A smaller fragment of the ‘Dance Of The Infidels’ opening (in the melodic minor scale, steps 2-7-1-2-3) can be heard in the third measure of the bridge of ‘Celia’, in measures 1 and 5 of Charles Mingus’s Self Portrait In Three Colors and measure 5 of Mary Lou Williams’s New Blues, meant to represent the bebop era, from her 1978 album The History Of jazz. Mingus is the bass player on a live recording of Charlie Parker performing Dance Of The Infidels with Bud Powell (perhaps the only recording of Parker playing a Powell composition) and Mary Lou Williams was closely associated with Powell over a number of years as a female member of what I call the ‘Three Musketeers Collective’ (centered around Powell, Monk and Elmo Hope) and which I describe in my post Musical Neighbors. While we know Mingus heard ‘Dance Of The Infidels’, it is also likely WIlliams heard it and ‘Celia’.
Powell’s solo on the Charlie Parker blues Buzzy, from his only studio session with Parker in 1947, is a remarkable feat of grace and responsiveness which I discuss in my post on Bud Powell and Wynton Kelly. Here is my transcription of the first chorus of the solo, which can be found in the post on Powell and Kelly:
Here is a link to a video of me playing the first chorus of the solo. This solo is quoted in two places during Al Haig’s piano solo on the original Wardell Gray recording of Twisted from 1949, as well as during his comping on the bass solo. One of the licks from the ‘Buzzy’ solo is alluded to by Sonny Clark in his solo on his tune Blues Mambo from 1960 with a version that is both condensed and ornamented. I encourage you to leave a comment in the comment section if you can find the timing where these quotes occur in the Haig and Clark solos. In 1986, Gil Evans used the entire first chorus of Powell’s solo to open his composition ‘Bud and Bird’.
While there is some value in knowing the isolated phrases from Bud Powell’s vocabulary that are quoted by other great jazz players, I find the greater value in identifying these quotations is that it makes me aware of the compositions and solos by Powell to which these players were most drawn. This sends me back to those tunes and solos to re-learn them in more depth and search for other sections I might find useful and inspiring.

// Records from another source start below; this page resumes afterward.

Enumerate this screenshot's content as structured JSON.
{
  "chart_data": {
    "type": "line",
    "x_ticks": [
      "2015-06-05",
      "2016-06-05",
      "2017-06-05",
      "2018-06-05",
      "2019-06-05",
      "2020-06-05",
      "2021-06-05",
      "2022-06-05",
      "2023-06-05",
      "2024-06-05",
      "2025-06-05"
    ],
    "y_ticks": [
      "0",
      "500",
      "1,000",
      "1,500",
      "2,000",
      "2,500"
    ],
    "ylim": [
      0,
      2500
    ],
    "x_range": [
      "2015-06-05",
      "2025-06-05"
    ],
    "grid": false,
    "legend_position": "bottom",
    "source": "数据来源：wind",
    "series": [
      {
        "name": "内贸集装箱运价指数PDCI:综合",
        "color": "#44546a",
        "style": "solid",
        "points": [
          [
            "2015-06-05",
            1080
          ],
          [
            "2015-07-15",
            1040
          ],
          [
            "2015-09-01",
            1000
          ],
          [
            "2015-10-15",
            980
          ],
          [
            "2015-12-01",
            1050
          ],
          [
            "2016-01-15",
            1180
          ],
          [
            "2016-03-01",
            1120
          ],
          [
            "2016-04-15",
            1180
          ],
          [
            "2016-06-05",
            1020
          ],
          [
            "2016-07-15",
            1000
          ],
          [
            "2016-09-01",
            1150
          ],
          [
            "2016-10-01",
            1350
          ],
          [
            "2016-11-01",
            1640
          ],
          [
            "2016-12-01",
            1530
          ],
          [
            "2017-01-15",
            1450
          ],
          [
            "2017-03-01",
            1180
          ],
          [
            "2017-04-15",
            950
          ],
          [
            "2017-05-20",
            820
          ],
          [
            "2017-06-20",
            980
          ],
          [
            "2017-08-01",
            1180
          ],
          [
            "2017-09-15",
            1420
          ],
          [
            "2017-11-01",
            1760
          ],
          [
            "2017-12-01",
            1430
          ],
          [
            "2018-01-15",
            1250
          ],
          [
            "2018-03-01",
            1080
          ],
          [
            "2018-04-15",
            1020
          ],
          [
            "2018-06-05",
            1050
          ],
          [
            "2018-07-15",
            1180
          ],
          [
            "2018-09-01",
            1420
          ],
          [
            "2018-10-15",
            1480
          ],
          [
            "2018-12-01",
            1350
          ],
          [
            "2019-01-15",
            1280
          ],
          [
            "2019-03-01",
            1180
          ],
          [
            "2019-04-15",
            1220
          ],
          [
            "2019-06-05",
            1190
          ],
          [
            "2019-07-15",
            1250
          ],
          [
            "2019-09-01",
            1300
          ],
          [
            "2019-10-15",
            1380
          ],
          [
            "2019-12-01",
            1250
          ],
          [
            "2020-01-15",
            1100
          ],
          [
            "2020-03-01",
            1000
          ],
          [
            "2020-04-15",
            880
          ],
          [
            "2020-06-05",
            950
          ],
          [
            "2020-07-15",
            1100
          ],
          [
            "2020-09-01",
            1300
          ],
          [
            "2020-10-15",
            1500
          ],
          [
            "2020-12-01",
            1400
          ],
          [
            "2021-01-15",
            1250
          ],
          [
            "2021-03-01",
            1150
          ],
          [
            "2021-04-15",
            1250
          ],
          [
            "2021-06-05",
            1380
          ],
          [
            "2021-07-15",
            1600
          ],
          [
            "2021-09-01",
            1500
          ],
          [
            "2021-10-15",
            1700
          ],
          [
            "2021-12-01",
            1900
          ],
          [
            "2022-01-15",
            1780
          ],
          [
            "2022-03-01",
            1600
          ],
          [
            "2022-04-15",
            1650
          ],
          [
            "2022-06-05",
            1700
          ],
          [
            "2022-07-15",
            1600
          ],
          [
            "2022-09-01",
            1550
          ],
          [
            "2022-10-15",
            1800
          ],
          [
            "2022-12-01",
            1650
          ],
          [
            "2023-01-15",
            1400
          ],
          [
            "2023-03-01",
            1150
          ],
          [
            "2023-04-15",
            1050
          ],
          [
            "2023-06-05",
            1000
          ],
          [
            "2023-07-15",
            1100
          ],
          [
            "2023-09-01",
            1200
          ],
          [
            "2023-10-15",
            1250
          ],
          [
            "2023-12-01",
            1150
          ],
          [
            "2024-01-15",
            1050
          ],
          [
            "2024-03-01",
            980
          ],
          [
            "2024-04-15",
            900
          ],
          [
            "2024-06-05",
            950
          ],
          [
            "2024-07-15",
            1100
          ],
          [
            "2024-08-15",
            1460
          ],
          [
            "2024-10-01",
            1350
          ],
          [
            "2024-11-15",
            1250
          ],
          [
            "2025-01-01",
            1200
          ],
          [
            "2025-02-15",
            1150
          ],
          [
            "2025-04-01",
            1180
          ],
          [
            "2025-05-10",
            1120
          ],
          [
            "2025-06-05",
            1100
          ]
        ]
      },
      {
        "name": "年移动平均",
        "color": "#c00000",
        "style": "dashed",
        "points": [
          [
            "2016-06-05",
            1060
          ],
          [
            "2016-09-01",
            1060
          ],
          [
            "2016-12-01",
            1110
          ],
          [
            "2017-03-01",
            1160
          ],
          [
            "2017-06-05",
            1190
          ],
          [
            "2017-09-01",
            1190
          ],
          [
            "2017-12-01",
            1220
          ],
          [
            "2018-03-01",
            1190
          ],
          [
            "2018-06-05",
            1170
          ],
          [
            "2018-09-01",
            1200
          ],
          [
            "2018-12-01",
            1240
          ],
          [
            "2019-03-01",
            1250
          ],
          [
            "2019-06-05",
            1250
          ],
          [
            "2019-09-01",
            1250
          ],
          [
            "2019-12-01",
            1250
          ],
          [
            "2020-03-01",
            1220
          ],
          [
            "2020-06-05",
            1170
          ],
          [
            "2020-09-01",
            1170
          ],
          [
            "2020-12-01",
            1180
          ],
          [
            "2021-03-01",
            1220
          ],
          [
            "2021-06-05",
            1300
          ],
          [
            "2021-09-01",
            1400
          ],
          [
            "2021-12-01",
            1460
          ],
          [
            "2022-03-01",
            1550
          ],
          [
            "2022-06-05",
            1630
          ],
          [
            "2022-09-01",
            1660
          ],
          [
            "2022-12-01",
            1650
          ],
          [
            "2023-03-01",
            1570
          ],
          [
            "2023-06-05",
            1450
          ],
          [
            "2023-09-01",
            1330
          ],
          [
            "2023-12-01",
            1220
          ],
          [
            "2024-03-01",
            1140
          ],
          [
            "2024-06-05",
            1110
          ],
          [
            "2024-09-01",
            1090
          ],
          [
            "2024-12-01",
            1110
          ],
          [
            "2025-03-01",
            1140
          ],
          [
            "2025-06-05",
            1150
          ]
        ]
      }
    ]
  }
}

It also makes me aware in a general way of which corners of Powell’s work may have been less explored. Just as with knowing a commonly quoted phrase from Shakespeare, while one can certainly add the familiar quote to one’s vocabulary, the greater pleasure is in going back to re-experience the original source, hearing the now heightened meaning of the quoted phrase in its original context, and staying tuned for where other less used excerpts may still lie, waiting like old but sturdy tools to be used in the tilling of new garden plots.